EXPLAIN EXTENDED

How to create fast database queries

Hierarchical queries in MySQL

with 42 comments

There is no need in explaining how convenient hierarchical queries are.

A quick reminder: hierarchical data is a parent-child relationship contained in one table.

A typical task is to return values from the table in the following way:

  1. Resultset should be sorted like a tree, that is lexical sort by ancestry chains
  2. Depth level should be returned along with each row

It may sound confusing, but it's very simple in fact, like shown on this Oracle query:

SELECT  LPAD(' ', level * 4, ' ') || id, parent, level
FROM    t_hierarchy
START WITH
        parent = 0
CONNECT BY
        parent = PRIOR id
id parent level
1 0 1
2 1 2
7 2 3
8 2 3
9 2 3
10 2 3
11 2 3
3 1 2
12 3 3
13 3 3
14 3 3
15 3 3
16 3 3
4 1 2
17 4 3
18 4 3
19 4 3
20 4 3
21 4 3
5 1 2
22 5 3
23 5 3
24 5 3
25 5 3
26 5 3
6 1 2
27 6 3
28 6 3
29 6 3
30 6 3
31 6 3

We have a nice tree sorted as a tree, with rows indented according to the depth level.

In the query above, START WITH defines the root of the tree, and CONNECT BY defines join condition between parent and child rows. Parent columns are defined by adding PRIOR keyword to them.

In MySQL there is no such construct, but it can be emulated.

We may try construct a sorting function somehow, but it will be too complex to implement and probably inefficient.

Instead, we will develop our function in the following way:

  1. The function will be called for each row in a rowset
  2. We will not use the actual values of the rowset, but instead keep all intermediary data in the session variables. Rowset will serve just as a dummy source of rows for subsequent joins
  3. We will not use recursion, as it's impossible to keep the recursion state between function calls.
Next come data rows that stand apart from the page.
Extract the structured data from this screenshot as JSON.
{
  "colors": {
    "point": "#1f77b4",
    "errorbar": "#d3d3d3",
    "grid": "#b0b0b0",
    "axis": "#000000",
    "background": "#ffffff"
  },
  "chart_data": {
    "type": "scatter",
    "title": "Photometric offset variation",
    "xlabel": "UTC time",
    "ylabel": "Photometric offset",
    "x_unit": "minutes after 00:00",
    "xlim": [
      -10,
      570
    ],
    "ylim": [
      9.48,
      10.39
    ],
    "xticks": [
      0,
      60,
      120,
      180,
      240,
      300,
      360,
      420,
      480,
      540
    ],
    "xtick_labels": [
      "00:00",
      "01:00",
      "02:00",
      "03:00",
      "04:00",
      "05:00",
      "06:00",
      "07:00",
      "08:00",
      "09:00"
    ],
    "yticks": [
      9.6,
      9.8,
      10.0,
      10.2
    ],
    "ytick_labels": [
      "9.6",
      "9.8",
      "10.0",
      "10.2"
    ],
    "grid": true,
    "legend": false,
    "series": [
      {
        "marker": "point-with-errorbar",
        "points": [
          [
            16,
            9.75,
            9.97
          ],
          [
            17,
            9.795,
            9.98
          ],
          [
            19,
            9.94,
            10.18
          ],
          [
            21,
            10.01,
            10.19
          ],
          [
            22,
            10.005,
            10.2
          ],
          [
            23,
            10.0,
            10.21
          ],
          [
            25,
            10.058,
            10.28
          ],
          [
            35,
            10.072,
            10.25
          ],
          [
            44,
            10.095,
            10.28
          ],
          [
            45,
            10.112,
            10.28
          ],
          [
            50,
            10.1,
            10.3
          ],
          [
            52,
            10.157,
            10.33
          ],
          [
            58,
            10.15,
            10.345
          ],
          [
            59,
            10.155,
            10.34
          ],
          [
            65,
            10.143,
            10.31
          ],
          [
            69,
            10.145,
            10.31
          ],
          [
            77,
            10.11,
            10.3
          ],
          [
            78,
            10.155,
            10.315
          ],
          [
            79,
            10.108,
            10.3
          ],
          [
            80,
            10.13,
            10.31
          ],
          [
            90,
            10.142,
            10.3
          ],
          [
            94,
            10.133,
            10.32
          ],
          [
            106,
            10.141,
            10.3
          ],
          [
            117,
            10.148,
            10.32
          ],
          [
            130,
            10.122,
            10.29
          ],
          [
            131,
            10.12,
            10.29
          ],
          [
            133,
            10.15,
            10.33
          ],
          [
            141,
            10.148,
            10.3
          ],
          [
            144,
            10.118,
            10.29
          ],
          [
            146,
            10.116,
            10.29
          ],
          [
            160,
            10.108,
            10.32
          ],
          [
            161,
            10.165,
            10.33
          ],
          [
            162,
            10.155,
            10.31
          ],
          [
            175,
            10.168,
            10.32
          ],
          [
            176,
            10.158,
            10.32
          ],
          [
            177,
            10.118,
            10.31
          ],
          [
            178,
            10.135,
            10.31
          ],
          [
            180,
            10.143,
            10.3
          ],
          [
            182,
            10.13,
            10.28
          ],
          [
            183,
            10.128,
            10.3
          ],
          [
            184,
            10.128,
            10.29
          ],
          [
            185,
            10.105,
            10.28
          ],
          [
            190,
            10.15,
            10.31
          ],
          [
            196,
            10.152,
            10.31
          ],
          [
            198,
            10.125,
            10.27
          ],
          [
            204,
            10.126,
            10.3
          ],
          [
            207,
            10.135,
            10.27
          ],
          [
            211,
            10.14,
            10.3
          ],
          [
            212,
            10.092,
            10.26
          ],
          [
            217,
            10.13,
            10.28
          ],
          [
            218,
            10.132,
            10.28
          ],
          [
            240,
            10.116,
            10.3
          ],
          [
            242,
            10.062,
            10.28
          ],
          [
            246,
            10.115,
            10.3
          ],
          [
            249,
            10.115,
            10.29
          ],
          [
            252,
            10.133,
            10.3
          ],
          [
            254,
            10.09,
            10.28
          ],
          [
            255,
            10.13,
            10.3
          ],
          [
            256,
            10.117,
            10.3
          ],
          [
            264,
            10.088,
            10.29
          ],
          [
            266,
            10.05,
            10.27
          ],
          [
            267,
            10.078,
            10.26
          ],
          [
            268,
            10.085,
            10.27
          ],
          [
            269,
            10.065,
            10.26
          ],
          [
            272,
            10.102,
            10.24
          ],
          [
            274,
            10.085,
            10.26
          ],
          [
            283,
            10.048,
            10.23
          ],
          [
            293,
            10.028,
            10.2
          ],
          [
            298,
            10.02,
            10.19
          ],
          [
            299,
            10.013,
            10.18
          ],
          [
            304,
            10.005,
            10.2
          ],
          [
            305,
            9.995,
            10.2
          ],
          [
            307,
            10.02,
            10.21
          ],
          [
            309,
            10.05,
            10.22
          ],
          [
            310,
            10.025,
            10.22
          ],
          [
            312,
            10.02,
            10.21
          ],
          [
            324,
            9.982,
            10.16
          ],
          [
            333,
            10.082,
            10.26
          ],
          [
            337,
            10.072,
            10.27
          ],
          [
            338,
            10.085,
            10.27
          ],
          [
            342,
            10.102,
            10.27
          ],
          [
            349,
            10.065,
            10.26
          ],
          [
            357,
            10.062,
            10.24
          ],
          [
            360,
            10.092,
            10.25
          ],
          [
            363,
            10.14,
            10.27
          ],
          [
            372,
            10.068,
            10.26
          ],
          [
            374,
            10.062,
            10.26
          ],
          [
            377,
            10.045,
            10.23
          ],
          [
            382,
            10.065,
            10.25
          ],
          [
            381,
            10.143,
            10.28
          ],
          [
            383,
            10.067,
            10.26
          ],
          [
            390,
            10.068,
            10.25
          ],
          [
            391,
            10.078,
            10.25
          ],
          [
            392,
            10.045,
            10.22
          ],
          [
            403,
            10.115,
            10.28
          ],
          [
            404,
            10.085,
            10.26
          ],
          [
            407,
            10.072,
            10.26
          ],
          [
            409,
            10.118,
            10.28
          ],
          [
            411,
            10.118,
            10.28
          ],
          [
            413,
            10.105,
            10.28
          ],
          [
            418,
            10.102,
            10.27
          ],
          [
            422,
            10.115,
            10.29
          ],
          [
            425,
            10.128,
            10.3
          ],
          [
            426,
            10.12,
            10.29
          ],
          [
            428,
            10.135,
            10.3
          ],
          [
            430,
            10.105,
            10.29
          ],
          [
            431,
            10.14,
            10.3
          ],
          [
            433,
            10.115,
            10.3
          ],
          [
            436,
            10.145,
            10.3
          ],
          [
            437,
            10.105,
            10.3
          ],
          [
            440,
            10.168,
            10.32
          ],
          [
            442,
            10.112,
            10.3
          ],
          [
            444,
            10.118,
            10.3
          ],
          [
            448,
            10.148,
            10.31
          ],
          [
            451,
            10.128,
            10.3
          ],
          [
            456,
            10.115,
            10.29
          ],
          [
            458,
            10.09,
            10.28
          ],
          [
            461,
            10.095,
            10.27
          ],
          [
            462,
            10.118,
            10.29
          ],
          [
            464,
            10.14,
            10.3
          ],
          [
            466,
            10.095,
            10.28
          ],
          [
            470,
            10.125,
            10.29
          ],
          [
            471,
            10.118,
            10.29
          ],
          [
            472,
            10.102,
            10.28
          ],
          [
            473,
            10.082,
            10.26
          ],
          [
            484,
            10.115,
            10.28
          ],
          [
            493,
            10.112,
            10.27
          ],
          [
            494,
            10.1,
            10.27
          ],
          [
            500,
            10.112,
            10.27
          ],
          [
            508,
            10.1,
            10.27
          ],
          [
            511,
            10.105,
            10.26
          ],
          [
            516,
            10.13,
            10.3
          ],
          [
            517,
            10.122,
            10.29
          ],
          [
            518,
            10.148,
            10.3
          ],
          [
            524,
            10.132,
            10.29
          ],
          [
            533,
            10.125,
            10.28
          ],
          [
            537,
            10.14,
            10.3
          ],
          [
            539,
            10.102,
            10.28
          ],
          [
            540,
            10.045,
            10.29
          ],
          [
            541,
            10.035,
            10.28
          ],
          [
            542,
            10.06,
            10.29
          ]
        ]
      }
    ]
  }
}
Instead, we will just calculate next id given only current id

How do we find the next id given a current one?

  1. Initially, id is set to the id of the root we start with.
  2. If there is a row in the table with the same parent but greater id, we return that greater id, i. e. we return the next sibling of our row.
  3. If there current row is last of its parent, the parent becomes the current id, and we try repeat the step above.
  4. If the our row is the last child of the root, we return NULL for this call and all subsequent calls.

This is implemented as following:

Table creation details

CREATE FUNCTION hierarchy_connect_by_parent_eq_prior_id(value INT) RETURNS INT
NOT DETERMINISTIC
READS SQL DATA
BEGIN
        DECLARE _id INT;
        DECLARE _parent INT;
        DECLARE _next INT;
        DECLARE CONTINUE HANDLER FOR NOT FOUND SET @id = NULL;

        SET _parent = @id;
        SET _id = -1;

        IF @id IS NULL THEN
                RETURN NULL;
        END IF;

        LOOP
                SELECT  MIN(id)
                INTO    @id
                FROM    t_hierarchy
                WHERE   parent = _parent
                        AND id > _id;
                IF @id IS NOT NULL OR _parent = @start_with THEN
                        SET @level = @level + 1;
                        RETURN @id;
                END IF;
                SET @level := @level - 1;
                SELECT  id, parent
                INTO    _id, _parent
                FROM    t_hierarchy
                WHERE   id = _parent;
        END LOOP;       
END

As you can see, this function takes a value as an input agrument, but doesn't actually use it. This is because MySQL ignores NON DETERMINISTIC clause in the function definition, caches it's return value and doesn't actually call it if it's called with the same arguments.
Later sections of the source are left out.